Florida Estate Planning and Probate Law Blog focused on recent case law and planning ideas.


You have created a Revocable Trust (aka Revocable Living Trust) as a part of your estate plan and wonder what do you need to do next? The first, and most important thing, that you need to do is ensure that it is properly funded by transferring or assigning ownership of your assets and real property to the Trust. The benefit of properly funding your Trust is that you will not lose any control over or enjoyment of the assets. While you are handling the funding process it is important to recognize why you are doing it: Avoidance of Probate Proceedings. The most common reason individuals create a Revocable Trust is to avoid probate. Probate is the court-supervised transfer of assets from the estate of a deceased person to his or her beneficiaries. However, if all of the decedent’s assets are held in a Revocable Trust at his or her death, they are not subject to probate proceedings in either their state of domicile and any other in which they may own real property. The successor trustee can distribute the assets to each beneficiary without supervision by the court. Management During Incapacity and at Death. Should you become incapacitated the assets maintained in your Revocable Trust can be utilized by your successor trustee, without the necessity of guardianship court intervention, to handle your financial affairs.
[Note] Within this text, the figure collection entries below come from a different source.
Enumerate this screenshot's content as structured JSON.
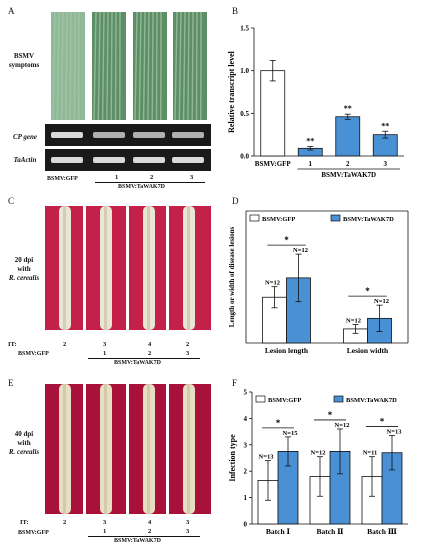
{
  "panels": {
    "a": {
      "letter": "A",
      "photo_label": "BSMV symptoms",
      "gel1_label": "CP gene",
      "gel2_label": "TaActin",
      "lanes": [
        "1",
        "2",
        "3"
      ],
      "ctrl": "BSMV:GFP",
      "treat": "BSMV:TaWAK7D",
      "colors": {
        "leaf": "#5c8f66",
        "leafLight": "#a9c9a8",
        "gelBg": "#1a1a1a",
        "band": "#e4e4e4"
      }
    },
    "c": {
      "letter": "C",
      "side1": "20 dpi",
      "side2": "with",
      "side3": "R. cerealis",
      "it_label": "IT:",
      "it_values": [
        "2",
        "3",
        "4",
        "2"
      ],
      "lanes": [
        "1",
        "2",
        "3"
      ],
      "ctrl": "BSMV:GFP",
      "treat": "BSMV:TaWAK7D",
      "colors": {
        "bg": "#c3214a",
        "stem": "#e9e6d6"
      }
    },
    "e": {
      "letter": "E",
      "side1": "40 dpi",
      "side2": "with",
      "side3": "R. cerealis",
      "it_label": "IT:",
      "it_values": [
        "2",
        "3",
        "4",
        "3"
      ],
      "lanes": [
        "1",
        "2",
        "3"
      ],
      "ctrl": "BSMV:GFP",
      "treat": "BSMV:TaWAK7D",
      "colors": {
        "bg": "#a8123a",
        "stem": "#e6dfc4"
      }
    }
  },
  "chart_data": [
    {
      "panel": "B",
      "type": "bar",
      "ylabel": "Relative transcript level",
      "ylim": [
        0,
        1.5
      ],
      "yticks": [
        "0.0",
        "0.5",
        "1.0",
        "1.5"
      ],
      "categories": [
        "BSMV:GFP",
        "1",
        "2",
        "3"
      ],
      "group_label": "BSMV:TaWAK7D",
      "values": [
        1.0,
        0.09,
        0.46,
        0.25
      ],
      "errors": [
        0.12,
        0.02,
        0.03,
        0.04
      ],
      "colors": [
        "#ffffff",
        "#4a90d4",
        "#4a90d4",
        "#4a90d4"
      ],
      "sig": [
        "",
        "**",
        "**",
        "**"
      ]
    },
    {
      "panel": "D",
      "type": "bar",
      "ylabel": "Length or width of disease lesions",
      "ylim": [
        0,
        1.5
      ],
      "categories": [
        "Lesion length",
        "Lesion width"
      ],
      "legend": [
        "BSMV:GFP",
        "BSMV:TaWAK7D"
      ],
      "series": [
        {
          "name": "BSMV:GFP",
          "color": "#ffffff",
          "values": [
            0.52,
            0.16
          ],
          "errors": [
            0.12,
            0.05
          ],
          "n": [
            "N=12",
            "N=12"
          ]
        },
        {
          "name": "BSMV:TaWAK7D",
          "color": "#4a90d4",
          "values": [
            0.74,
            0.28
          ],
          "errors": [
            0.27,
            0.15
          ],
          "n": [
            "N=12",
            "N=12"
          ]
        }
      ],
      "sig": [
        "*",
        "*"
      ]
    },
    {
      "panel": "F",
      "type": "bar",
      "ylabel": "Infection type",
      "ylim": [
        0,
        5
      ],
      "yticks": [
        "0",
        "1",
        "2",
        "3",
        "4",
        "5"
      ],
      "categories": [
        "Batch Ⅰ",
        "Batch Ⅱ",
        "Batch Ⅲ"
      ],
      "legend": [
        "BSMV:GFP",
        "BSMV:TaWAK7D"
      ],
      "series": [
        {
          "name": "BSMV:GFP",
          "color": "#ffffff",
          "values": [
            1.65,
            1.8,
            1.8
          ],
          "errors": [
            0.75,
            0.75,
            0.75
          ],
          "n": [
            "N=13",
            "N=12",
            "N=11"
          ]
        },
        {
          "name": "BSMV:TaWAK7D",
          "color": "#4a90d4",
          "values": [
            2.75,
            2.75,
            2.7
          ],
          "errors": [
            0.55,
            0.85,
            0.65
          ],
          "n": [
            "N=15",
            "N=12",
            "N=13"
          ]
        }
      ],
      "sig": [
        "*",
        "*",
        "*"
      ]
    }
  ]
}
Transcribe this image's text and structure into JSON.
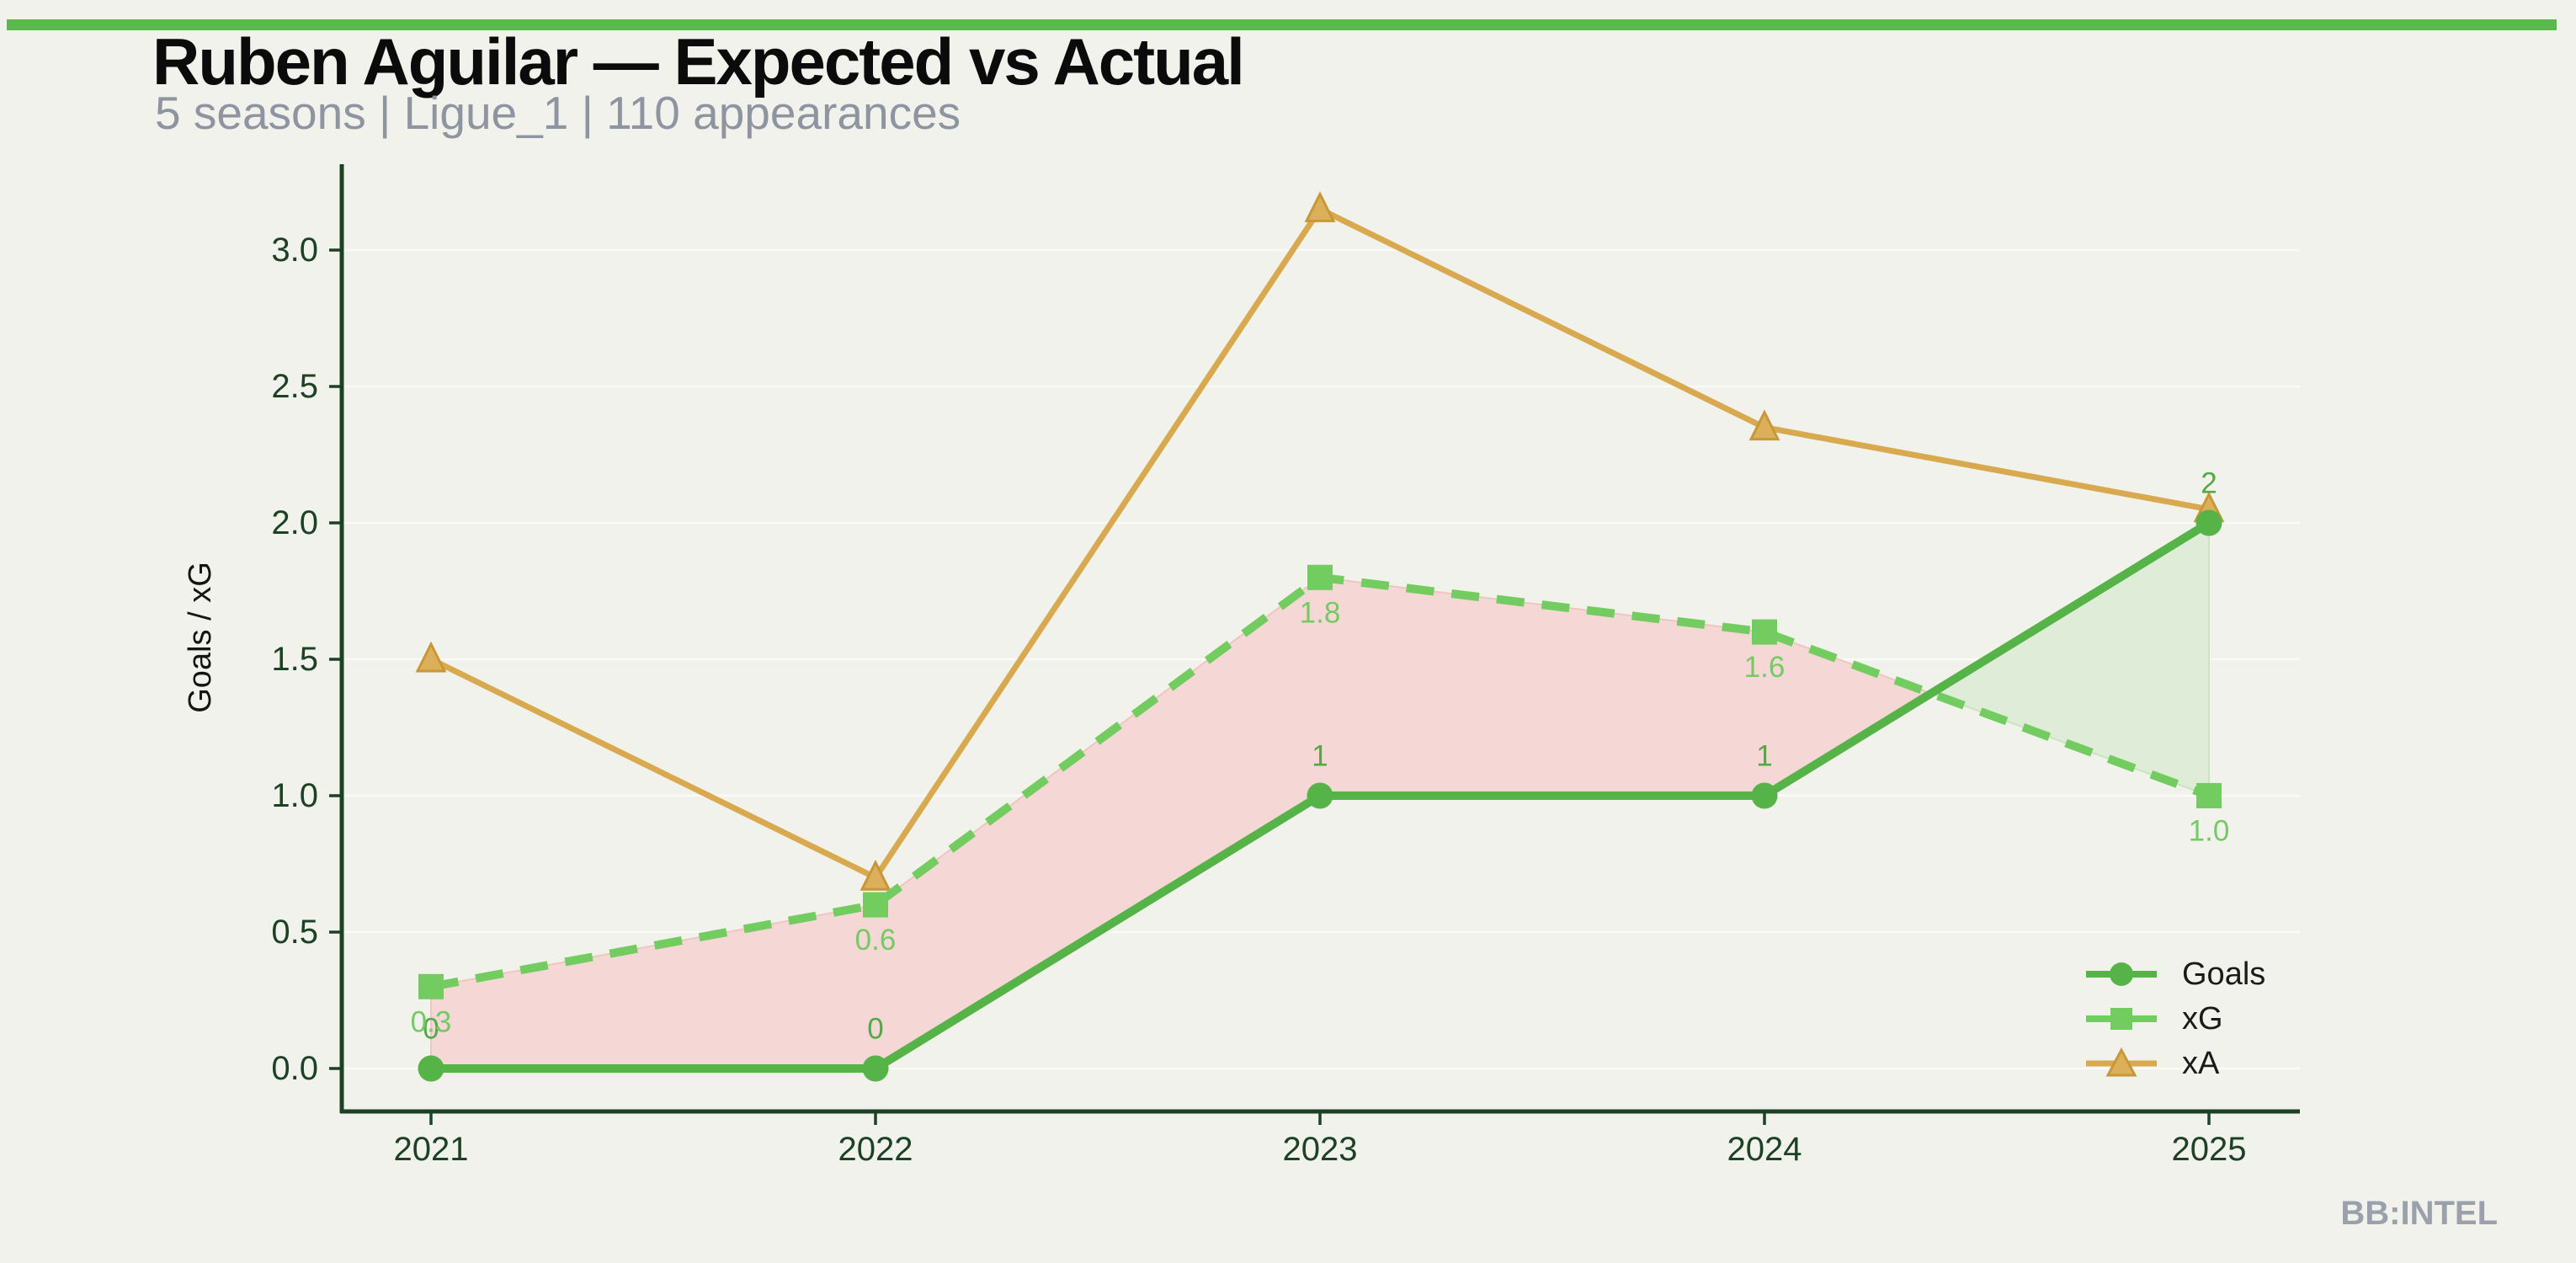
{
  "page": {
    "background": "#f1f2eb",
    "accent_bar_color": "#5bb84e"
  },
  "header": {
    "title": "Ruben Aguilar — Expected vs Actual",
    "subtitle": "5 seasons | Ligue_1 | 110 appearances",
    "title_color": "#0b0b0b",
    "subtitle_color": "#8e95a0"
  },
  "footer": {
    "watermark": "BB:INTEL",
    "watermark_color": "#9aa1ab"
  },
  "axes": {
    "ylabel": "Goals / xG",
    "ylabel_color": "#141414",
    "axis_color": "#1d4125",
    "tick_label_color": "#1d4125",
    "ytick_labels": [
      "0.0",
      "0.5",
      "1.0",
      "1.5",
      "2.0",
      "2.5",
      "3.0"
    ],
    "xtick_labels": [
      "2021",
      "2022",
      "2023",
      "2024",
      "2025"
    ],
    "gridline_color": "rgba(255,255,255,0.65)"
  },
  "legend": {
    "labels": [
      "Goals",
      "xG",
      "xA"
    ],
    "text_color": "#1a1a1a"
  },
  "chart_data": {
    "type": "line",
    "title": "Ruben Aguilar — Expected vs Actual",
    "subtitle": "5 seasons | Ligue_1 | 110 appearances",
    "categories": [
      2021,
      2022,
      2023,
      2024,
      2025
    ],
    "xlabel": "",
    "ylabel": "Goals / xG",
    "ylim": [
      0,
      3.3
    ],
    "yticks": [
      0,
      0.5,
      1,
      1.5,
      2,
      2.5,
      3
    ],
    "grid": true,
    "legend_position": "lower right",
    "series": [
      {
        "name": "Goals",
        "marker": "circle",
        "line_style": "solid",
        "color": "#56b347",
        "label_color": "#55a846",
        "values": [
          0,
          0,
          1,
          1,
          2
        ],
        "point_labels": [
          "0",
          "0",
          "1",
          "1",
          "2"
        ]
      },
      {
        "name": "xG",
        "marker": "square",
        "line_style": "dashed",
        "color": "#72cc60",
        "label_color": "#74ca63",
        "values": [
          0.3,
          0.6,
          1.8,
          1.6,
          1.0
        ],
        "point_labels": [
          "0.3",
          "0.6",
          "1.8",
          "1.6",
          "1.0"
        ]
      },
      {
        "name": "xA",
        "marker": "triangle",
        "line_style": "solid",
        "color": "#d8a94e",
        "marker_fill": "#dcb05a",
        "marker_edge": "#c89738",
        "values": [
          1.5,
          0.7,
          3.15,
          2.35,
          2.05
        ],
        "point_labels": []
      }
    ],
    "fill_between": {
      "upper": "xG",
      "lower": "Goals",
      "xg_over_goals_color": "#f5d8d5",
      "xg_over_goals_edge": "#f0c5c1",
      "goals_over_xg_color": "#dfecd8",
      "goals_over_xg_edge": "#cbe4c0"
    }
  }
}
Similarly, upon your death, the assets can be seamlessly assumed by your successor Trustee, without the need to wait for probate proceedings, and distributed to your beneficiaries. Privacy and Confidentiality. Unlike a Last Will & Testament that will be filed with the probate court, a Revocable Trust is not a matter of public record. Information is reported privately to the beneficiaries and the public will have no access to this information. Every time a new asset is acquired or account opened by you it should be titled in the name of your Trust.